Árvores, para que vos quero?
A arborização de uma urbanização exige a escolha de espécies arbóreas com características botânicas adequadas, as quais devem ser tidas em linha de conta por projectistas, urbanizadores e agentes de fiscalização. Qualquer deles deve ter presente que as árvores constituem um importante elemento natural na composição do meio urbano, contribuindo para a qualidade de vida da população residente. É que no espaço urbano, as árvores desempenham múltiplas funções: social, cultural, ambiental, ecológica, arquitectónica e patrimonial.
A escolha do tipo de árvores a plantar numa urbanização é uma questão delicada, que exige estudo prévio, já que são múltiplos os requisitos a que as árvores devem obedecerem. Um deles é o sistema radicular ser profundo, evitando-se o uso de árvores com sistema radicular superficial, que pode danificar ruas, acostamentos, calçadas, muros, pátios, fundações dos prédios, cablagem subterrânea, esgotos, canalização de água e de gás.
A situação anterior é a que está a ocorrer na Rua Padre do Carmo Martins e exige uma intervenção rápida e eficaz por parte da edilidade estremocense. Trata-se de uma medida que passa necessariamente pelo abate das árvores ali existentes e respectiva substituição por outras com as características adequadas.
Um caso que não é único
O que se passa na Rua Padre do Carmo Martins não é, infelizmente, um caso isolado. Ali perto, na Rua Frei Nuno de Santa Maria, as árvores plantadas já não são as primitivas, as quais tiveram de ser abatidas, porque além dos problemas suscitados pela arborização da Rua Padre do Carmo Martins, também largavam bagas que manchavam os muros e os automóveis dos moradores.
Cama, mesa e…roupa suja
Mais recentemente ocorreu outro abate de árvores, agora na Praceta dos Casais de Santa Maria. Quem por ali transita, vê a sua atenção despertada por um círculo de cepos, sinalizados por fita bicolor, vermelha e branca.

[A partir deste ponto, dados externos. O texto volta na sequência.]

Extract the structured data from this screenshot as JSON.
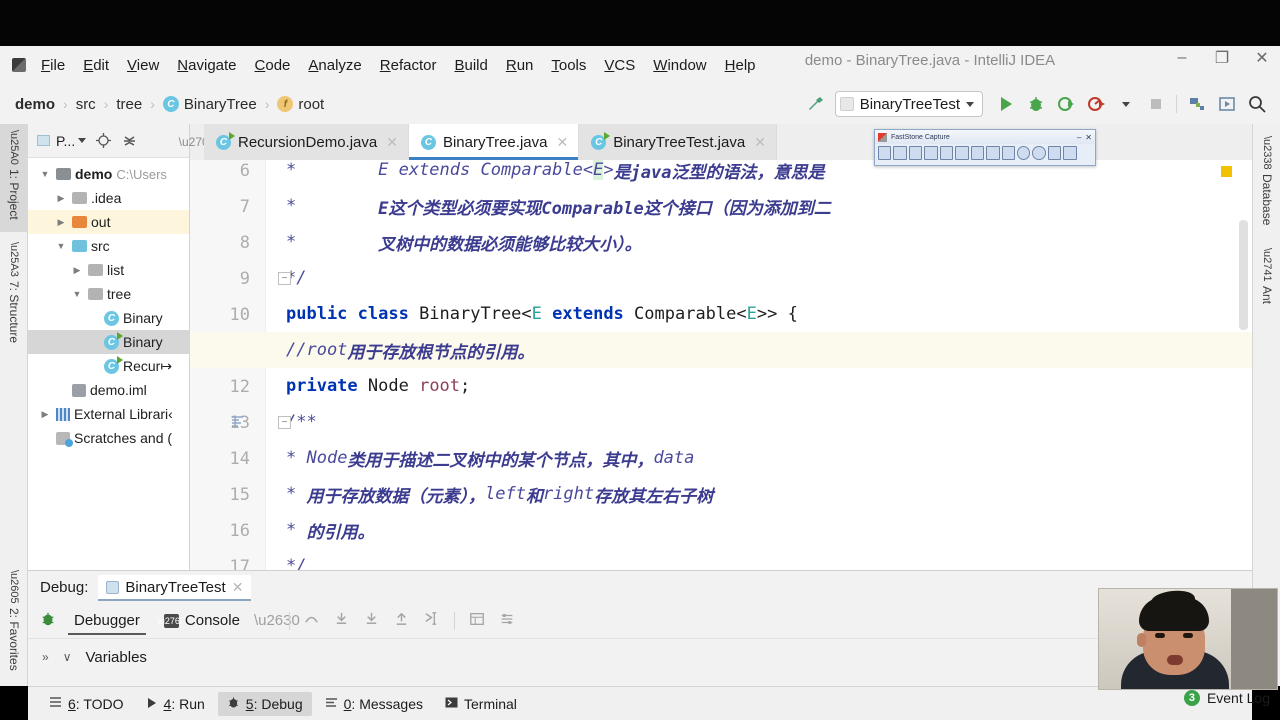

Faz lembrar um parque de merendas com ornamentação festiva, como que a convidar excursionistas para ali comerem uma bucha.
As árvores sacrificadas pela moto serra municipal, tinham uma copa abundante e produziam bagas que levaram à instalação no local de uma basta colónia de pássaros, que ali encontrou cama e mesa. Só roupa lavada é que não, uma vez que nos estendais limítrofes, a roupa aparecia suja. No local, bagas e excrementos eram omnipresentes, causando incómodos a vários níveis.
Na sequência da intervenção municipal, supõe-se que as aves desalojadas migraram para os campos de onde tinham vindo, atraídas pelo isco mirífico das bagas.
Centro Histórico a sofrer
Estremoz já foi cidade branca no dizer inspirado do poeta Silva Tavares, nosso prestigiado conterrâneo. Acontece que hoje já não é assim, entre outras razões como consequência de toda a cablagem negra que a EDP e os fornecedores de sinal telefónico ou de televisão estenderam pela fachada dos edifícios, desfeando-os e fazendo com que uma parafernália de cabos, atravessem as ruas de um lado para o outro, lembrando lianas numa floresta tropical. Trata-se de um abjecto crime de poluição visual e não só. O mesmo começou há muito e teve continuidade assegurada, graças à inércia municipal. A edilidade revelou-se incapaz de implementar uma alternativa não agressiva, que passasse pelo enterramento de toda a cablagem em condutas, das quais irradiasse até à entrada dos edifícios. Tal não foi feito.
O auge do desfeiamento das fachadas da cidade foi agora consumado no Largo de D. Dinis, núcleo nobre do Centro Histórico de Estremoz. É caso para perguntar se é assim que o Município quer candidatar o Centro Histórico de Estremoz a Património Mundial da Humanidade? É com a actual estratégia inspirada na máxima francesa do “Laissez faire, laissez passer”? É que esta não é mais que um emblemático chavão do liberalismo económico, na versão pura e dura de capitalismo que defende que o mercado deve funcionar livremente. E vêm-nos depois com o estafado slogan: - “Estremoz tem mais encanto!”. Da minha parte, só uma resposta é possível: - “Qual encanto, qual carapuça?”.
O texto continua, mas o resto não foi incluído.